12% des Américains répondants sont des gros utilisateurs 

Pour synthétiser le comportement du public, EY identifie 5 groupes comportementaux parmi les 1734 répondants qui sont des doubles consommateurs :

  • Groupe 1 : Va peu au cinéma et utilise peu le streaming 19% 
  • Groupe 2 : Va beaucoup au cinéma et utilise peu le streaming 7%
  • Groupe 3 : Va peu au cinéma mais utilise beaucoup le streaming 9%
  • Groupe 4 : Va beaucoup au cinéma et utilise beaucoup le streaming 12%
  • Groupe 5 : Seuls 811 des 1834 répondants sont dans les 4 premiers groupes. La majorité des autres doubles consommateurs, soit 923 répondants ont déclaré se rendre entre 4 et 6 fois au cinéma par an et utiliser le streaming entre 5 et 10 heures par semaine. Ils constituent le groupe le plus important, soit 53% des répondants.

Comment les films sortis en salle impactent la consommation en streaming

Etant donné que les services de streaming proposent à la fois des films sortis en salles et des films originaux proposés directement sur leur plateforme, EY a demandé aux répondants s’ils savaient quels films étaient sortis en salle et quels films n’étaient pas passés par une sortie salle. 16% disent toujours le savoir, 35% sont généralement au courant, soit 51% des répondants.

Et les répondants qui sont au courant de la sortie en salles des films sont plus susceptibles de visionner un film en streaming quand ils ont su qu’il était sorti en salles.

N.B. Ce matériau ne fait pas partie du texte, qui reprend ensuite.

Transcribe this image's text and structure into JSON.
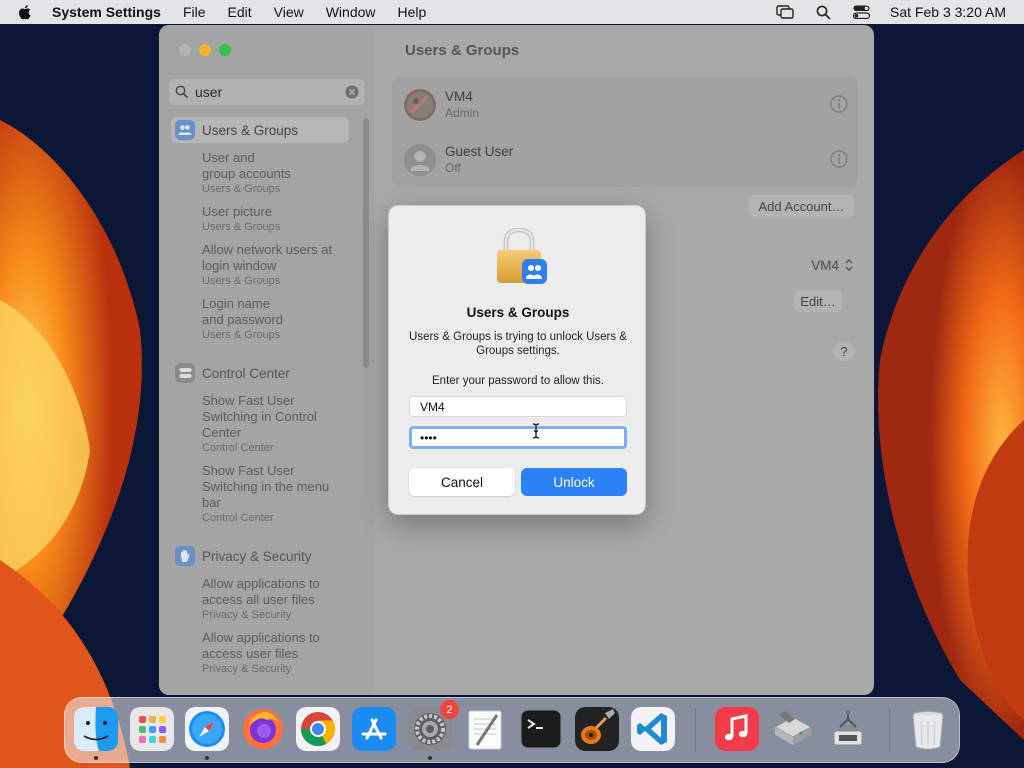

Que retenir de cette étude ? Sans doute que cinéma et streaming sont complémentaires et qu’ils ne s’inscrivent pas nécessairement dans un schéma de confrontation directe. A la différence de la télévision qui se regarde sur le même écran que la SVOD et très souvent à des horaires identiques, le cinéma répond à une logique différente. Et ce n’est pas étonnant que les cinéphiles qui fréquentent régulièrement les salles obscures soient aussi des SVODistes assidus. A l’heure de la nouvelle loi audiovisuelle, cette étude (même si elle concerne le public américain) peut aussi aider à mieux comprendre les usages du public et à les prendre en compte, ce qui contre balancera la vision “métier”, la plus souvent prise en compte dans les textes réglementaires.